Je me souviens, un jour, d'avoir lu une interview qui avait fait scandale, celle d'Ayelet Waldman, romancière américaine, mariée et mère de quatre enfants. La confession qui avait fait frémir l'Amérique allait à contre courant de la pensée traditionnellement admise, confession qu'elle avait elle-même faite lors d'un groupe de discussions de mères :
"Si je devais perdre un enfant, je serais anéantie mais je peux entrevoir un après. Parce qu'il me resterait mon mari. Je suis en revanche incapable de me représenter l'existence après sa mort à lui.'"Pour justifier son propos, elle explique : "J'adore ma fille, mais je ne suis pas amoureuse d'elle. Pas plus que je ne le suis de ses frères et soeurs. Oui, j'ai quatre enfants Quatre enfants avec lesquels je passe beaucoup de temps. Je leur donne le bain, je les coiffe, je les aide à faire leurs devoirs, je les console quand ils ont du chagrin. Mais je ne suis amoureuse d'aucun d'entre eux. Je suis amoureuse de mon mari. Seul son visage m'inspire de la passion. Si être une bonne mère implique d'aimer son enfant plus que tout au monde, alors je n'en suis pas une. Je suis une mauvaise mère. J'aime mon mari plus que mes enfants."

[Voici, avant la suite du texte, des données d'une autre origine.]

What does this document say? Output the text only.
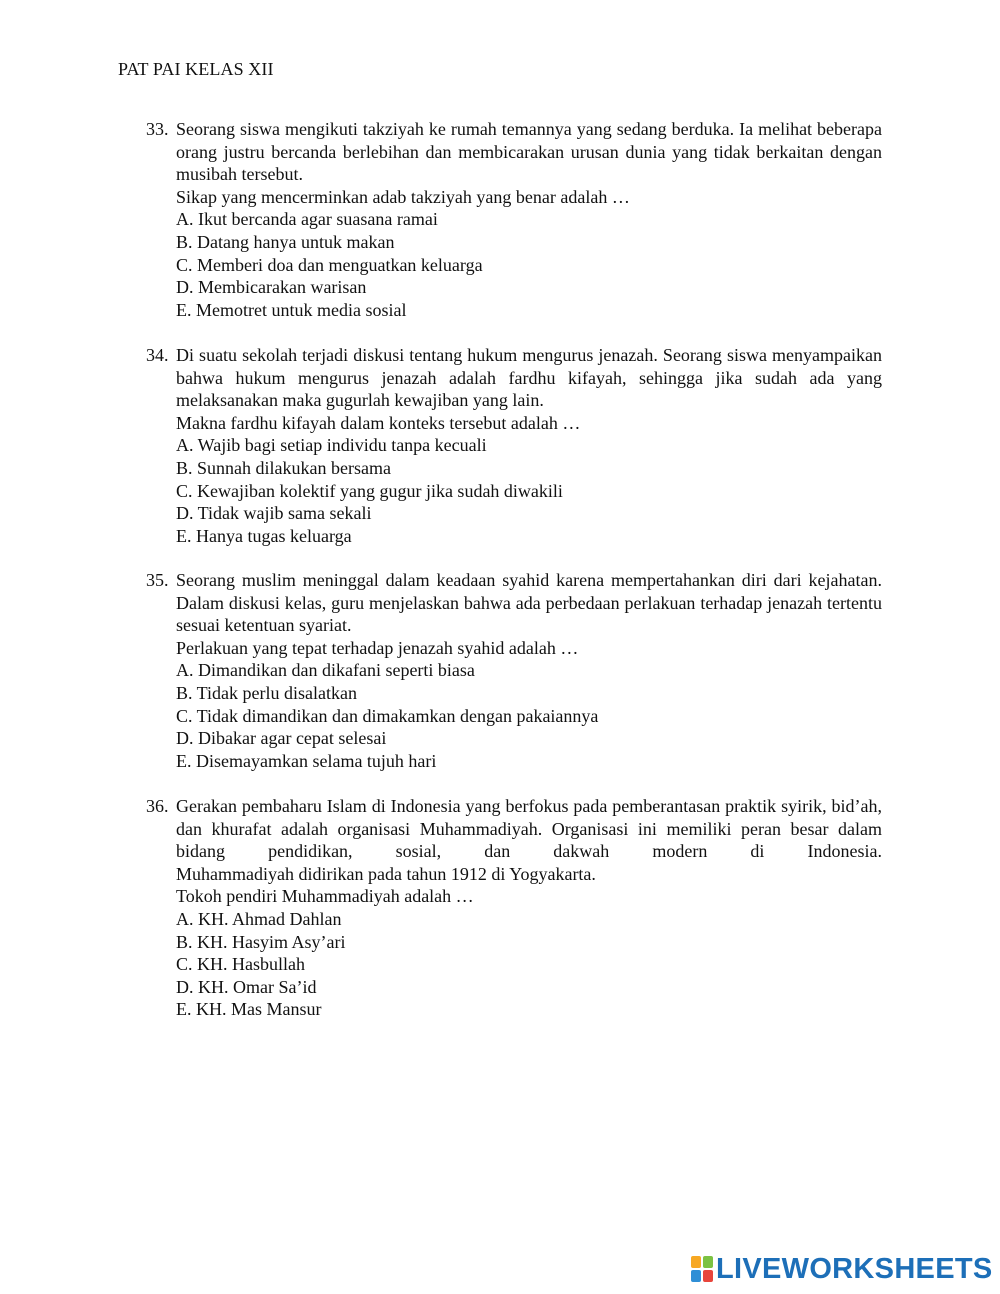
PAT PAI KELAS XII
33. Seorang siswa mengikuti takziyah ke rumah temannya yang sedang berduka. Ia melihat beberapa orang justru bercanda berlebihan dan membicarakan urusan dunia yang tidak berkaitan dengan musibah tersebut.
Sikap yang mencerminkan adab takziyah yang benar adalah …
A. Ikut bercanda agar suasana ramai
B. Datang hanya untuk makan
C. Memberi doa dan menguatkan keluarga
D. Membicarakan warisan
E. Memotret untuk media sosial
34. Di suatu sekolah terjadi diskusi tentang hukum mengurus jenazah. Seorang siswa menyampaikan bahwa hukum mengurus jenazah adalah fardhu kifayah, sehingga jika sudah ada yang melaksanakan maka gugurlah kewajiban yang lain.
Makna fardhu kifayah dalam konteks tersebut adalah …
A. Wajib bagi setiap individu tanpa kecuali
B. Sunnah dilakukan bersama
C. Kewajiban kolektif yang gugur jika sudah diwakili
D. Tidak wajib sama sekali
E. Hanya tugas keluarga
35. Seorang muslim meninggal dalam keadaan syahid karena mempertahankan diri dari kejahatan. Dalam diskusi kelas, guru menjelaskan bahwa ada perbedaan perlakuan terhadap jenazah tertentu sesuai ketentuan syariat.
Perlakuan yang tepat terhadap jenazah syahid adalah …
A. Dimandikan dan dikafani seperti biasa
B. Tidak perlu disalatkan
C. Tidak dimandikan dan dimakamkan dengan pakaiannya
D. Dibakar agar cepat selesai
E. Disemayamkan selama tujuh hari
36. Gerakan pembaharu Islam di Indonesia yang berfokus pada pemberantasan praktik syirik, bid’ah, dan khurafat adalah organisasi Muhammadiyah. Organisasi ini memiliki peran besar dalam bidang pendidikan, sosial, dan dakwah modern di Indonesia.
Muhammadiyah didirikan pada tahun 1912 di Yogyakarta.
Tokoh pendiri Muhammadiyah adalah …
A. KH. Ahmad Dahlan
B. KH. Hasyim Asy’ari
C. KH. Hasbullah
D. KH. Omar Sa’id
E. KH. Mas Mansur
LIVEWORKSHEETS
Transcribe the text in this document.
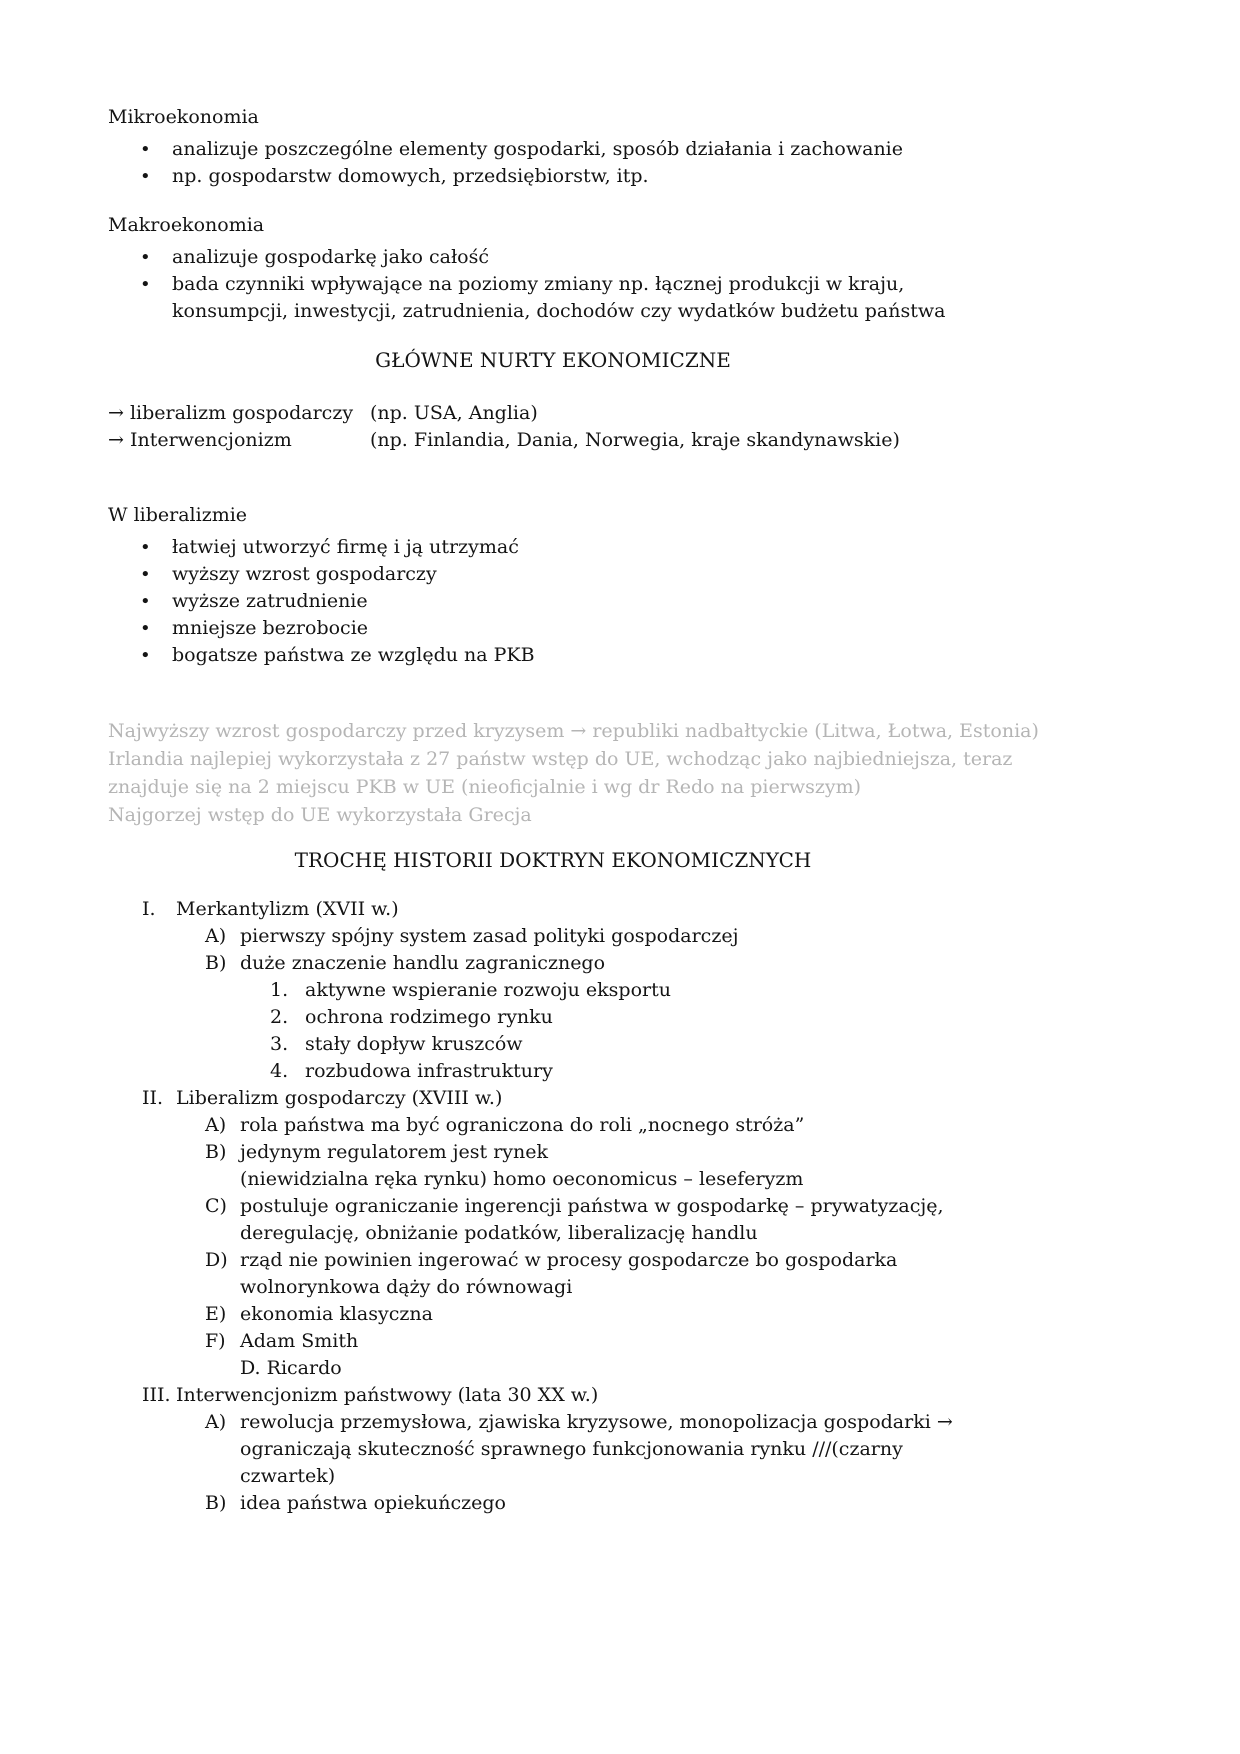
Mikroekonomia
•
analizuje poszczególne elementy gospodarki, sposób działania i zachowanie
•
np. gospodarstw domowych, przedsiębiorstw, itp.
Makroekonomia
•
analizuje gospodarkę jako całość
•
bada czynniki wpływające na poziomy zmiany np. łącznej produkcji w kraju, konsumpcji, inwestycji, zatrudnienia, dochodów czy wydatków budżetu państwa
GŁÓWNE NURTY EKONOMICZNE
→ liberalizm gospodarczy (np. USA, Anglia)
→ Interwencjonizm	(np. Finlandia, Dania, Norwegia, kraje skandynawskie)
W liberalizmie
•
łatwiej utworzyć firmę i ją utrzymać
•
wyższy wzrost gospodarczy
•
wyższe zatrudnienie
•
mniejsze bezrobocie
•
bogatsze państwa ze względu na PKB
Najwyższy wzrost gospodarczy przed kryzysem → republiki nadbałtyckie (Litwa, Łotwa, Estonia)
Irlandia najlepiej wykorzystała z 27 państw wstęp do UE, wchodząc jako najbiedniejsza, teraz
znajduje się na 2 miejscu PKB w UE (nieoficjalnie i wg dr Redo na pierwszym)
Najgorzej wstęp do UE wykorzystała Grecja
TROCHĘ HISTORII DOKTRYN EKONOMICZNYCH
I.	Merkantylizm (XVII w.)
A) pierwszy spójny system zasad polityki gospodarczej
B) duże znaczenie handlu zagranicznego
1. aktywne wspieranie rozwoju eksportu
2. ochrona rodzimego rynku
3. stały dopływ kruszców
4. rozbudowa infrastruktury
II. Liberalizm gospodarczy (XVIII w.)
A) rola państwa ma być ograniczona do roli „nocnego stróża”
B) jedynym regulatorem jest rynek
(niewidzialna ręka rynku) homo oeconomicus – leseferyzm
C) postuluje ograniczanie ingerencji państwa w gospodarkę – prywatyzację, deregulację, obniżanie podatków, liberalizację handlu
D) rząd nie powinien ingerować w procesy gospodarcze bo gospodarka wolnorynkowa dąży do równowagi
E) ekonomia klasyczna
F) Adam Smith
D. Ricardo
III. Interwencjonizm państwowy (lata 30 XX w.)
A) rewolucja przemysłowa, zjawiska kryzysowe, monopolizacja gospodarki → ograniczają skuteczność sprawnego funkcjonowania rynku ///(czarny czwartek)
B) idea państwa opiekuńczego
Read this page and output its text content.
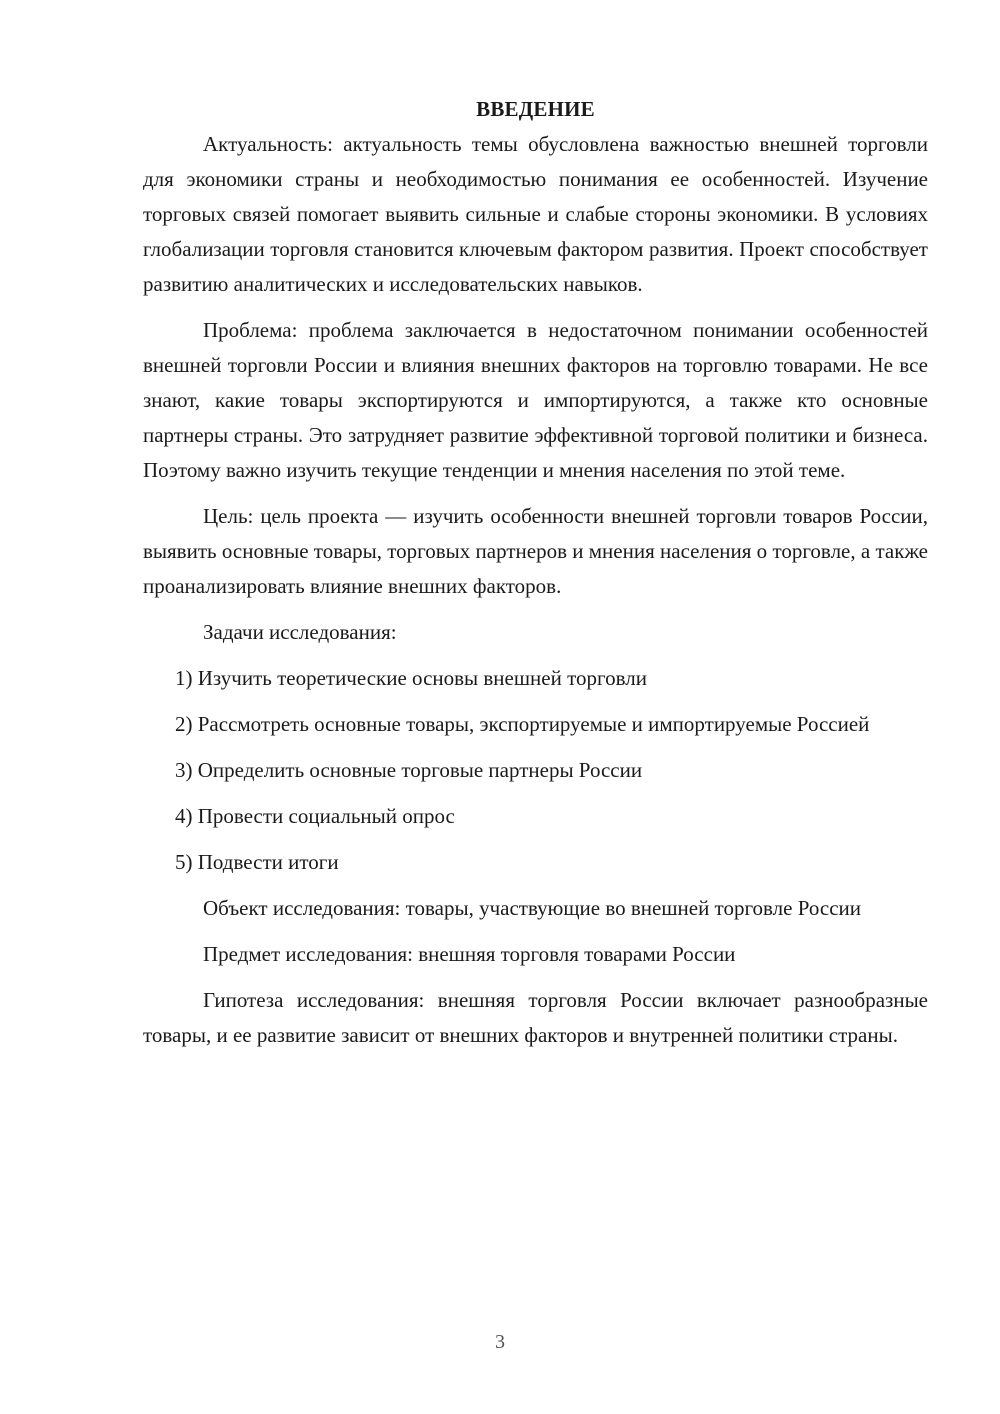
ВВЕДЕНИЕ

Актуальность: актуальность темы обусловлена важностью внешней торговли для экономики страны и необходимостью понимания ее особенностей. Изучение торговых связей помогает выявить сильные и слабые стороны экономики. В условиях глобализации торговля становится ключевым фактором развития. Проект способствует развитию аналитических и исследовательских навыков.

Проблема: проблема заключается в недостаточном понимании особенностей внешней торговли России и влияния внешних факторов на торговлю товарами. Не все знают, какие товары экспортируются и импортируются, а также кто основные партнеры страны. Это затрудняет развитие эффективной торговой политики и бизнеса. Поэтому важно изучить текущие тенденции и мнения населения по этой теме.

Цель: цель проекта — изучить особенности внешней торговли товаров России, выявить основные товары, торговых партнеров и мнения населения о торговле, а также проанализировать влияние внешних факторов.

Задачи исследования:

1) Изучить теоретические основы внешней торговли

2) Рассмотреть основные товары, экспортируемые и импортируемые Россией

3) Определить основные торговые партнеры России

4) Провести социальный опрос

5) Подвести итоги

Объект исследования: товары, участвующие во внешней торговле России

Предмет исследования: внешняя торговля товарами России

Гипотеза исследования: внешняя торговля России включает разнообразные товары, и ее развитие зависит от внешних факторов и внутренней политики страны.

3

Books, Numéro spécial "Tout sur la mère" juillet/août 2011
Aujourd'hui les enfants ont grandi, et 10 ans après notre troisième premier baiser, je crois comprendre ce qui m'avait interpellée dans cet article que j'ai conservé tant il raisonnait de manière profonde en moi.
2016 nous guide vers un nouvel amour, plus fort, plus inconditionnel, mais aussi paradoxalement plus libre malgré le crédit maison, les deux enfants, la peau moins tendue et la quarantaine débutante. Un virage a été pris.
Nous avons pris la résolution de nous aimer mieux, et plus. De retrouver ce qui nous unit depuis tant d'années et qui nous a attirés l'un vers l'autre il y a 30 ans déjà, une première fois. Nous avons mis et retrouvé des mots, des gestes, des habitudes, dans un même élan, une même nécessité, un même besoin.
Il ya des caps à passer pour grandir à deux, harmonieusement. Comme si, à un moment, on se choisissait à nouveau, pour ce que nous sommes vraiment, sans fards, et sans artifices, dans la connaissance la plus intime de l'Autre.
On ne forme pas une famille unie sans couple solide et consciemment amoureux.
L'avenir nous appartient, désormais. Et c'est grisant.